Letztes Update am Mi, 13.02.2019 12:32

APAOnlineticker / Tiroler Tageszeitung Onlineausgabe


Geisterfahrer - 400 Tafeln warnen vor falscher Autobahnauffahrt



Wien (APA) - Mit zahlreichen Maßnahmen versucht die Asfinag, Geisterfahrten zu verhindern. 370 Warnungen gab es im Vorjahr in Österreich.
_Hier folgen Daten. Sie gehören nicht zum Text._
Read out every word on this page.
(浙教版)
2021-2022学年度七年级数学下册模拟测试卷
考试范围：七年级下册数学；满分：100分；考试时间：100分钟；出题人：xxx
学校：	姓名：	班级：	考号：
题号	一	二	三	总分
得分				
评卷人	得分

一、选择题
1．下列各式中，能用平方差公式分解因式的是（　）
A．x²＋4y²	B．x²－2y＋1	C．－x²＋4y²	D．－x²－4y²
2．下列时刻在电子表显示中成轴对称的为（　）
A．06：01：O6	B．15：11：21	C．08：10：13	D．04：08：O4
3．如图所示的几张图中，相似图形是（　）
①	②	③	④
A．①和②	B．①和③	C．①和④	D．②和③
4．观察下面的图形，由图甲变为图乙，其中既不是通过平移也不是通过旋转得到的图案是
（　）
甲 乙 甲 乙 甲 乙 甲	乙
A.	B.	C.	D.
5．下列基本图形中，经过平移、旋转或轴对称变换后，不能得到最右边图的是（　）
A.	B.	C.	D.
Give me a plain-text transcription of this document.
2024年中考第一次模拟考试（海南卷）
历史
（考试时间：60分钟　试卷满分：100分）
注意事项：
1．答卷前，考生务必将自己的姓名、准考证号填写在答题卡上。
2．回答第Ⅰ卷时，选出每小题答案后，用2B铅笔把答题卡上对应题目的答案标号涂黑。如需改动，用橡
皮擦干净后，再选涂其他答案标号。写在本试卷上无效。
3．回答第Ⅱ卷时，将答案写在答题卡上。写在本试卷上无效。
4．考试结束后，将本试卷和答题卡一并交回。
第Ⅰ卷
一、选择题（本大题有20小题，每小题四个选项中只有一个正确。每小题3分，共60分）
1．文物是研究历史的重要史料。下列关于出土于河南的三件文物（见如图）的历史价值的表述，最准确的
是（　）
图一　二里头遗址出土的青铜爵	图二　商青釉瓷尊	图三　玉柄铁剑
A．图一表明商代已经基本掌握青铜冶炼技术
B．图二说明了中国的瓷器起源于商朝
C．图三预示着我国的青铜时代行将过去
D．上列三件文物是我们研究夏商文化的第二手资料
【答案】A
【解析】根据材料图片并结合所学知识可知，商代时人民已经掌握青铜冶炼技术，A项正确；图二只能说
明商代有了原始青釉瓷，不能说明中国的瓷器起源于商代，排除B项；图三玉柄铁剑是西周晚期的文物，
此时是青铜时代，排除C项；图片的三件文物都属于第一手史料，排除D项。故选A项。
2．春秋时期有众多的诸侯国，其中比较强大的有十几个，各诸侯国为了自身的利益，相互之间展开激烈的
Die meisten derartigen Fahrten entstehen, weil Lenker verwirrt oder alkoholisiert sind oder absichtlich auf der Autobahn wenden. 400 Tafeln warnen in Österreich davor, falsch auf die Autobahn aufzufahren, informierte die Asfinag in einer Aussendung am Mittwoch.

Außerdem schlagen Sensoren auf der Fahrbahn - zumeist in Tunnel - Alarm, wenn sich ein Fahrzeug in die falsche Richtung bewegt, ebenso wie Videokameras in Tunnel. Bei einigen Autobahnabfahrten wurden zudem Geisterfahrer-Krallen eingebaut, mehr als 20 gibt es bereits. Fährt ein Fahrzeug falsch auf, fahren diese Krallen aus, beschädigen die Reifen und stoppen es.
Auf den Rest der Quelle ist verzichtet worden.